In the midst of all the turmoil that was losing my job, I remember reminding myself to look up and into nature. At that point I was extremely in my own head and I was definitely spiralling into a place of anguish in which I had been thrust into the unknown. But I found a way to drag myself up and outside on one particular day. At the time I remember closing my eyes and taking a deep breath in. Inside me I was losing myself more and more in a quicksand of angst that was fastly consuming me. At the same time, something was tugging at my heartstrings, telling me to open my eyes. As soon as I did, I saw a swarm of white butterflies everywhere I looked. I remember thinking that I’d never seen anything like it. That sight definitely forced me out of my own head for a moment, as I looked on in awe at the glory of nature. 

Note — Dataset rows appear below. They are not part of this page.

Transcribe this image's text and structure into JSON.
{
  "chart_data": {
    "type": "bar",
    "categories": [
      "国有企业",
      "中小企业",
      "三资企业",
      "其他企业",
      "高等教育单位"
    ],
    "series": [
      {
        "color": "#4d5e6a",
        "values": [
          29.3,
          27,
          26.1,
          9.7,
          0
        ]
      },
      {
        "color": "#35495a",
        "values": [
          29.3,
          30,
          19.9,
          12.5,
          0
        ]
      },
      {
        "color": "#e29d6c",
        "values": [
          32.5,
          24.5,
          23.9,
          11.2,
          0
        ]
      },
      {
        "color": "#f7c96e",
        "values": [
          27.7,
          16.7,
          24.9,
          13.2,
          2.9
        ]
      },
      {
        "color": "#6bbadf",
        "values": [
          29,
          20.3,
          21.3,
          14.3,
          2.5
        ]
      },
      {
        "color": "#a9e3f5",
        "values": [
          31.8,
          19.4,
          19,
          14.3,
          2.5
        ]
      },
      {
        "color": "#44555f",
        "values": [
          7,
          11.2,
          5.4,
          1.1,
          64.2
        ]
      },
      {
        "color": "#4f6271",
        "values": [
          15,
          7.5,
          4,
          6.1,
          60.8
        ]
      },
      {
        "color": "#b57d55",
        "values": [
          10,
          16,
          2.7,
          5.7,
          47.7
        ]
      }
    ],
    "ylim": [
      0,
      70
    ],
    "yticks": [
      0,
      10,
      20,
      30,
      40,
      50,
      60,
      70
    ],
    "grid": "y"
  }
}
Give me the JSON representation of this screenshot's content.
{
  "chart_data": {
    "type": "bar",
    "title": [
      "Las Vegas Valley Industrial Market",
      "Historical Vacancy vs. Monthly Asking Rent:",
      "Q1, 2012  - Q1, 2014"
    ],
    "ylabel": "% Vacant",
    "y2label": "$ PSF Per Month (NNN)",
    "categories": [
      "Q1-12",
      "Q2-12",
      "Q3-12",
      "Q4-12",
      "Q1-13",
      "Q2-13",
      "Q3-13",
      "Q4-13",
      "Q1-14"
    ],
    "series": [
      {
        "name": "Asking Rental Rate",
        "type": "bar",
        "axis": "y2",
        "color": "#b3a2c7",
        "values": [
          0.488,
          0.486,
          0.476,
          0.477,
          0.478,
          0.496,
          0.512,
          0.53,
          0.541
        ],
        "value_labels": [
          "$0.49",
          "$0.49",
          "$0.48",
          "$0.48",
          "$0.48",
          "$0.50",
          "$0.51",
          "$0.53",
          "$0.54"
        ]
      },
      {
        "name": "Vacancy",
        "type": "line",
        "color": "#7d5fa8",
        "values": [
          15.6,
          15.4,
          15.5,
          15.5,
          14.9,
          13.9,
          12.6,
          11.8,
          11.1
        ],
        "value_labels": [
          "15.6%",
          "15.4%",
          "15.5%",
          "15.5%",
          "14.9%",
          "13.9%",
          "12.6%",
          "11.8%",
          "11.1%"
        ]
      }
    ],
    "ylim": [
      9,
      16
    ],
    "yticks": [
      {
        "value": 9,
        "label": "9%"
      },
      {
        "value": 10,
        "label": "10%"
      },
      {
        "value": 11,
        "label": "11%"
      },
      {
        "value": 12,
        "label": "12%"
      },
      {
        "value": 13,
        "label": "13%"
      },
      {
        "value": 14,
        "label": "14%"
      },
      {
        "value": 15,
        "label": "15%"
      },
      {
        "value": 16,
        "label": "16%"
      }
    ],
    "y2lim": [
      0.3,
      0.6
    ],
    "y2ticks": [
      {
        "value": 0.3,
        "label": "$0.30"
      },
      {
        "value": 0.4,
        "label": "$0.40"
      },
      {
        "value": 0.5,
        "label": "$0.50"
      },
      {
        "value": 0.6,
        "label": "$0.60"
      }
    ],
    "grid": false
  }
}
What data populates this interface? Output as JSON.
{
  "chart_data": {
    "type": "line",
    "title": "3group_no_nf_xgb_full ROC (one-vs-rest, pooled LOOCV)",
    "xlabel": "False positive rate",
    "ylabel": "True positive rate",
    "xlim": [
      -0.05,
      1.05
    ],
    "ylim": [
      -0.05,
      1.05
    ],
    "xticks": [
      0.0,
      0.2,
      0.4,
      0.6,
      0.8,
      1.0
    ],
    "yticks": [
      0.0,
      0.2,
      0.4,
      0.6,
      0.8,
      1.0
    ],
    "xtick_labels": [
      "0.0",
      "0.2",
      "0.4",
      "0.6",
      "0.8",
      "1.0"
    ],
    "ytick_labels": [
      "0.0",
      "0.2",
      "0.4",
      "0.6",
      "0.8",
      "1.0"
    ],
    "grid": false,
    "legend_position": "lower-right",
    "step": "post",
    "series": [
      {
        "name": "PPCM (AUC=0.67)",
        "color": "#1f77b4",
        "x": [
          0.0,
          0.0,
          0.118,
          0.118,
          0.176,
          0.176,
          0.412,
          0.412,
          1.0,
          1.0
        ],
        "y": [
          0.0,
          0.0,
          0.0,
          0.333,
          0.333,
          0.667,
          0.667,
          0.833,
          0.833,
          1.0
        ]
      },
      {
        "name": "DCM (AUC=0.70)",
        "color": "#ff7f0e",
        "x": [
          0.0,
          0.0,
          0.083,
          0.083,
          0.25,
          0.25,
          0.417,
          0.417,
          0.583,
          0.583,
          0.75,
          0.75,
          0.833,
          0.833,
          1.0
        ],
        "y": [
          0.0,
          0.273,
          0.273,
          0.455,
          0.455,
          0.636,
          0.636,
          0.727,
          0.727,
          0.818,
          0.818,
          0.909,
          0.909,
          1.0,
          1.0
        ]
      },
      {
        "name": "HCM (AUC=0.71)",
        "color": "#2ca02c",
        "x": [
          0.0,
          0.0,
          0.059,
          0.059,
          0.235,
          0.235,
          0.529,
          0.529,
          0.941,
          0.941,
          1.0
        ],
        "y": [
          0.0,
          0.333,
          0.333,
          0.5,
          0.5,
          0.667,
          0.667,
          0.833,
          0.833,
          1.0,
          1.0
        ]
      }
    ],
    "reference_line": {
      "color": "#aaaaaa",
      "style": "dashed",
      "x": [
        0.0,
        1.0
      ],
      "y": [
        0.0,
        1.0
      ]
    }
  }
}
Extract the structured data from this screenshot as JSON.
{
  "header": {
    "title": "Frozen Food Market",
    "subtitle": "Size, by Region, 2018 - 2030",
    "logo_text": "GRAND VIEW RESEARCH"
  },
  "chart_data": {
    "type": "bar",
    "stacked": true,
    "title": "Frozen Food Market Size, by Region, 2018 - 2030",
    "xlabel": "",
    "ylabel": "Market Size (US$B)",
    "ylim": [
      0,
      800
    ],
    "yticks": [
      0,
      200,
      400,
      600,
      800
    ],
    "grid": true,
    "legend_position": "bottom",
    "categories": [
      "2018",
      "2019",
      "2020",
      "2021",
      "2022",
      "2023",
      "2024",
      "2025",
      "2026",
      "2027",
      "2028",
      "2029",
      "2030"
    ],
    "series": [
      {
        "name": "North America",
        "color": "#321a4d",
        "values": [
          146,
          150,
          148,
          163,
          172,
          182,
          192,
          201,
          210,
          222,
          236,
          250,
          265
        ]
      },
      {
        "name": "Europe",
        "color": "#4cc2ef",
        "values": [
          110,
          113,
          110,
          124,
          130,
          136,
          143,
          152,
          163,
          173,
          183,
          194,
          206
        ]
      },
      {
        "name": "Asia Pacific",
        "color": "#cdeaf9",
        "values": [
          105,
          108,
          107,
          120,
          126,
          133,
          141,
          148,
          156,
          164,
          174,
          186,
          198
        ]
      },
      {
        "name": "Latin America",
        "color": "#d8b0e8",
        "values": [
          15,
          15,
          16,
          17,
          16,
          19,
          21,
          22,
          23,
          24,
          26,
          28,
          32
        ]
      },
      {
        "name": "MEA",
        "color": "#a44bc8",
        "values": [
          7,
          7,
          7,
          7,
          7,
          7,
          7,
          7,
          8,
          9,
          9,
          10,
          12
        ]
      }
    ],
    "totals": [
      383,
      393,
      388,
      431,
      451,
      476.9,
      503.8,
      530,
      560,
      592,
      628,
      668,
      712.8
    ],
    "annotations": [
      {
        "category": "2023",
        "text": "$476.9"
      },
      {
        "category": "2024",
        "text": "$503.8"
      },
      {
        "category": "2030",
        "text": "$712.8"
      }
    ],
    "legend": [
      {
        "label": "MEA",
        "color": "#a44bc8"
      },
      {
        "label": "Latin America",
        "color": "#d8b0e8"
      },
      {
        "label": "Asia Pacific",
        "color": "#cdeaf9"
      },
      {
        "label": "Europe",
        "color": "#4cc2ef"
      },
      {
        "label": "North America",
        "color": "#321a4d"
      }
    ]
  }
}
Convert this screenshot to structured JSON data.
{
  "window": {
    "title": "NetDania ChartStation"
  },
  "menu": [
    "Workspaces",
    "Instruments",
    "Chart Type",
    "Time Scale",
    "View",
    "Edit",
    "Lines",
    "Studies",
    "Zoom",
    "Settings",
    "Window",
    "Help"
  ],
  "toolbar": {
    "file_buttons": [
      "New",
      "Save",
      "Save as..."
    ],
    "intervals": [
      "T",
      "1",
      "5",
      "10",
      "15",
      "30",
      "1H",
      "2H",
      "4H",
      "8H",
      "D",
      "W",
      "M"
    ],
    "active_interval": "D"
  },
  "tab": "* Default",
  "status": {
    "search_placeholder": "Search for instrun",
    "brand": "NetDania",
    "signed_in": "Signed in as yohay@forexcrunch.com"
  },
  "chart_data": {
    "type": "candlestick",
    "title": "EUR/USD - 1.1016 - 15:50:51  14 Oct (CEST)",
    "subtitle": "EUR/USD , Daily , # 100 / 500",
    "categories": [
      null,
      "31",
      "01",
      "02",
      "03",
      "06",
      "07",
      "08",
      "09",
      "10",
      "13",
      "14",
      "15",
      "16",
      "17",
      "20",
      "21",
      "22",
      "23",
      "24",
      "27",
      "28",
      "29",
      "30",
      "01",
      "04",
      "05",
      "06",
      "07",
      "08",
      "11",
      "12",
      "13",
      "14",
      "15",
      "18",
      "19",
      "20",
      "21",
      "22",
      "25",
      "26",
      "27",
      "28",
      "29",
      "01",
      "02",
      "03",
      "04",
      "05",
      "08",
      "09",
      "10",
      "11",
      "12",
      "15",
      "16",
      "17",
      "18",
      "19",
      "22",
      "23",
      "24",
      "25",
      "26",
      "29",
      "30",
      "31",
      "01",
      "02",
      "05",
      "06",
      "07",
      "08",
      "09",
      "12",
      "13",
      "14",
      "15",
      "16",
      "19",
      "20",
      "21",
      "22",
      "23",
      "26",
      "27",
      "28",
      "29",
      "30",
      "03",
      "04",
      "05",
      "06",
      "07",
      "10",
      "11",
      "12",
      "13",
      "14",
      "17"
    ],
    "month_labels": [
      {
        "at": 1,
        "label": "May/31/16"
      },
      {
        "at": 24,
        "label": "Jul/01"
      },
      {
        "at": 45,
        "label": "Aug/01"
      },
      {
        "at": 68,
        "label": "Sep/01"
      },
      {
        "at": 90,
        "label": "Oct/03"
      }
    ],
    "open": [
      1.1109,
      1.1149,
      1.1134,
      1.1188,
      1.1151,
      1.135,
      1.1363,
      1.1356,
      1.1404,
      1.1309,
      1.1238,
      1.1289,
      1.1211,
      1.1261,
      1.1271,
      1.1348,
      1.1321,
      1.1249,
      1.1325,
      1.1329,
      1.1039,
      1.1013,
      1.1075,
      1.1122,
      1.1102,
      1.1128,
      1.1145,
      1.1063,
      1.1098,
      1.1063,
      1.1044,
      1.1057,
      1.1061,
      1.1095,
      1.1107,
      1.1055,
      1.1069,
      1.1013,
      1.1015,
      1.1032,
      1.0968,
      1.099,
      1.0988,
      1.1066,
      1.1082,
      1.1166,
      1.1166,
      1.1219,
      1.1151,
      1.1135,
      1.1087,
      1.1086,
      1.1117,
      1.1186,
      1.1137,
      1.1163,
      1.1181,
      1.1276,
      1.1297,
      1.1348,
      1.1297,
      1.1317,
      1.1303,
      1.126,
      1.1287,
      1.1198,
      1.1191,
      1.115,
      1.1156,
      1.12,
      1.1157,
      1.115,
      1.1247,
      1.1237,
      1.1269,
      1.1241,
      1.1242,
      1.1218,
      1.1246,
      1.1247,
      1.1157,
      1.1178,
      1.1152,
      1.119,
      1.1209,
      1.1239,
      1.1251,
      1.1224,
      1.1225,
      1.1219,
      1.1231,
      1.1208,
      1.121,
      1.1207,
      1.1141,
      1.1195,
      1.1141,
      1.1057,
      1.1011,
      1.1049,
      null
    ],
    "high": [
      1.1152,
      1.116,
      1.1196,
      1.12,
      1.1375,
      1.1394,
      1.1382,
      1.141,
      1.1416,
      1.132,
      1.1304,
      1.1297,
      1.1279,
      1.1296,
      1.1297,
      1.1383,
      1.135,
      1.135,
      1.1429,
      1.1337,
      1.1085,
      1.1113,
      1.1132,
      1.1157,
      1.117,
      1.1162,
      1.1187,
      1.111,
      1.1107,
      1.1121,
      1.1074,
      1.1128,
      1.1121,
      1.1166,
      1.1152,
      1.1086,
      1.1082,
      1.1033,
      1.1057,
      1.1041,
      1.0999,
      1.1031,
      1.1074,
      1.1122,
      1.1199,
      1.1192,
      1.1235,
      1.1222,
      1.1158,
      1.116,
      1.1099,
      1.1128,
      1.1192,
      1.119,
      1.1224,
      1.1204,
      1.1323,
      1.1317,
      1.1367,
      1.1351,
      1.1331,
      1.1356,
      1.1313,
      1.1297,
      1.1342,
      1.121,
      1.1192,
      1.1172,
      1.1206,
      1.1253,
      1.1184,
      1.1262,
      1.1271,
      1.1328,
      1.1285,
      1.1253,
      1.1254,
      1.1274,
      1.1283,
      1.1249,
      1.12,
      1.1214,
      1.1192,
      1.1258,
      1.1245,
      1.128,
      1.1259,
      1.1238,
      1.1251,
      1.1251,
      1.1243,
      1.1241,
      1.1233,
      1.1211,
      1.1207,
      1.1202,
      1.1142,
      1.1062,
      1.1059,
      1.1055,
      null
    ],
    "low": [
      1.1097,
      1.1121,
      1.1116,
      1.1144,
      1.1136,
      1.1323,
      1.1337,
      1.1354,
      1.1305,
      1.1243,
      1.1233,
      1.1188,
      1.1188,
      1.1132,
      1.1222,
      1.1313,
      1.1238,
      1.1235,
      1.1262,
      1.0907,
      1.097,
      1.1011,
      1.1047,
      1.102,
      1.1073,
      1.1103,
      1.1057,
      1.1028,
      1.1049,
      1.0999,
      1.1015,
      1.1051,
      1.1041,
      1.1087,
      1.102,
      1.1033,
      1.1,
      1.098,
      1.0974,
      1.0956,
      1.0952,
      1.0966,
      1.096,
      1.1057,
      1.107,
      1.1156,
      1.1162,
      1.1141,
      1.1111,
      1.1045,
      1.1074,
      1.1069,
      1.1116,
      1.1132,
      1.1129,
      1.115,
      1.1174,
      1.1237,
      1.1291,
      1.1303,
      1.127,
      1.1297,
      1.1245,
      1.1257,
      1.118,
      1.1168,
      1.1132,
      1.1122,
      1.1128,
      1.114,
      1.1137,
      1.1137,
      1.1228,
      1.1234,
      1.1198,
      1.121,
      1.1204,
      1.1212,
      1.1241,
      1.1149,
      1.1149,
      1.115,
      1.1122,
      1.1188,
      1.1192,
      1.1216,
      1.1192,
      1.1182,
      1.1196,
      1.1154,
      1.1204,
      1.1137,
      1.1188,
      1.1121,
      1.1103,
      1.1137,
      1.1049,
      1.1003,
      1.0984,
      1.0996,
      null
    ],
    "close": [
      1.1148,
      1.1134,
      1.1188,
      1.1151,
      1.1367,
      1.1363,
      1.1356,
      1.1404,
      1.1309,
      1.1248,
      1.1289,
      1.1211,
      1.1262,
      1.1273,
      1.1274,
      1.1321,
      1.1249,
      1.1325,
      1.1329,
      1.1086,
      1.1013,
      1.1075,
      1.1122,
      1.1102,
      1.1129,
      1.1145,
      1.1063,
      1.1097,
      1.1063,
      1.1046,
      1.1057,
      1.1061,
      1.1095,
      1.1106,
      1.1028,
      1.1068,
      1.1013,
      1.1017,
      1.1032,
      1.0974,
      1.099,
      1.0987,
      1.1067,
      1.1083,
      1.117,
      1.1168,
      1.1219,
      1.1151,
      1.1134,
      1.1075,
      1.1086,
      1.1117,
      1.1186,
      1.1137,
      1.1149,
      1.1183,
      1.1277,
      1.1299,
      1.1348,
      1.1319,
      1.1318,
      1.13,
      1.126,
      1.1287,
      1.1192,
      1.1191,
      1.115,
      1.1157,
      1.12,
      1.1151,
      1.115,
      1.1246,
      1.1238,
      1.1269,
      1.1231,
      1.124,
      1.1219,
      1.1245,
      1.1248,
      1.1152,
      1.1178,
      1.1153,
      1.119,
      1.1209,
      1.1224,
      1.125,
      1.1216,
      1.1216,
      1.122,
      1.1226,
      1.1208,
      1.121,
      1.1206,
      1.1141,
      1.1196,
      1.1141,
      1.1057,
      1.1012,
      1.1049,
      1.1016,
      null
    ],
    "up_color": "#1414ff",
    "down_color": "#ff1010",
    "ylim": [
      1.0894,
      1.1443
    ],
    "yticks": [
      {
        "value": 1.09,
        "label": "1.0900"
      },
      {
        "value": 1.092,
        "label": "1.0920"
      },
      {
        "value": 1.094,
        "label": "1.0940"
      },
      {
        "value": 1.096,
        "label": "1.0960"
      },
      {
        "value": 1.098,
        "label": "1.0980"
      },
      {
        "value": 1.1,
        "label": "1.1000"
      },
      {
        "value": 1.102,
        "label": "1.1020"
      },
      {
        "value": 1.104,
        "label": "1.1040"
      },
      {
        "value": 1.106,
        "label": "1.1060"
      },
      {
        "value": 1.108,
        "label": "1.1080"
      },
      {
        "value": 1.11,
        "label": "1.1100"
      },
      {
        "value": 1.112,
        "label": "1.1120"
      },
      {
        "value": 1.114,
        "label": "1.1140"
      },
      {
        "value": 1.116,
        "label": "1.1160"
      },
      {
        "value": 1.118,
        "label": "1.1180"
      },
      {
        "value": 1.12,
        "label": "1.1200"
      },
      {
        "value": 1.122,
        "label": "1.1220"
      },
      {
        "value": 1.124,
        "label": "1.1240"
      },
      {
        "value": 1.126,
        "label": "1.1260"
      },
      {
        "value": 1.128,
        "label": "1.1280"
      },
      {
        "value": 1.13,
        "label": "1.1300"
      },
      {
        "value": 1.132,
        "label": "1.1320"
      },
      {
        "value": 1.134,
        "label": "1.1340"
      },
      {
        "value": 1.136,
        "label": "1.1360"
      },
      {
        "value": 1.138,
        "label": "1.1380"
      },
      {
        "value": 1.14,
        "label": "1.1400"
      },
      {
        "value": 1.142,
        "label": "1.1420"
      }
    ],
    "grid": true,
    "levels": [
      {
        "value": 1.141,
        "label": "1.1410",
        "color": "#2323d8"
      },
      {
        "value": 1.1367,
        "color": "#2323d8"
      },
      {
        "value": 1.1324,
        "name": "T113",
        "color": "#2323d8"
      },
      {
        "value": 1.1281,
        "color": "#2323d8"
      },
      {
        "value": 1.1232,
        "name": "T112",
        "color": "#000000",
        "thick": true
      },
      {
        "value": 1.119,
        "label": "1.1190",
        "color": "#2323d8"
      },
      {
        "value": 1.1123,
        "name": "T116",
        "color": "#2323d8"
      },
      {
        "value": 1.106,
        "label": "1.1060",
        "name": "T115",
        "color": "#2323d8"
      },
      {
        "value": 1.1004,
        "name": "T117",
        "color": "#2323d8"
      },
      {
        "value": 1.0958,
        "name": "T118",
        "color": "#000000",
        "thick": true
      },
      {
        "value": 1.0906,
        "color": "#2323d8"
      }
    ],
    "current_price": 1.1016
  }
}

When I researched this phenomena I came across so many articles that spoke about seeing these butterflies as being a metaphor for change, for a new chapter that is coming. Another article I read had identified that just as butterflies go through transformation towards the beauty of their renewed being, so must we. I remember thinking about how poignant that message was in that particular moment. Up until that time I had been spiralling for days trying to figure out what had happened and if it had all just been a bad dream. I remember questioning fate and struggling to see past my own suffering at that point. It felt like there was nothing that could have dragged me out of that feeling of hopelessness. But seeing those butterflies took my breath away for a moment. For a second it felt like the whole world stopped and it was just me and those butterflies that inhabited the planet. 

In an instant I was reminded of how small I am in the great expanse that is our universe. I was forced to remember that I am just one being in an ecosystem of so many others. The symbolism of the butterfly also didn’t escape me at that moment. Just like a butterfly goes through metamorphosis, I was being forced onto a similar path myself. One in which I needed to grow, and learn. To be patient and come out the other side a better version of myself. For me those butterflies immediately symbolised an upcoming process of healing, of moving through pain and into the next phase of my life. 

As I researched the symbolism of white butterflies around the world, I came to understand the significance of them to so many cultures globally. I read of white butterflies bringing a specific message of healing, of pushing you to truly delve into the darkness that is weighing you down to then grow wings and achieve that ultimate freedom that comes with a total transformation. 

I didn’t realise how much I needed to go through this phase in order to reinvest in myself. I have realised in the time since that I have been neglecting myself, I have not been kind to myself and I’ve judged myself harshly on many occasions. The stress that my previous job was putting me under had pushed me to my limits and I didn’t like the person that I was becoming. One who was increasingly more impatient each day, who was emotionally numb for the most part, and who had to compartmentalise and give up so much in order to keep going and to keep climbing up that corporate wrung. I had started to notice that I was also losing my compassion and this made me question who I was at my core.

As traumatic as the last few months have been I made my peace with my fate the day I saw those butterflies. This doesn’t mean that life ever since has been any easier. It just means that it forced me to see that as uncomfortable as this change period will be, it was much needed to forge towards a better future. My life changed the day I witnessed those butterflies in all of their glorious being after their own metamorphosis.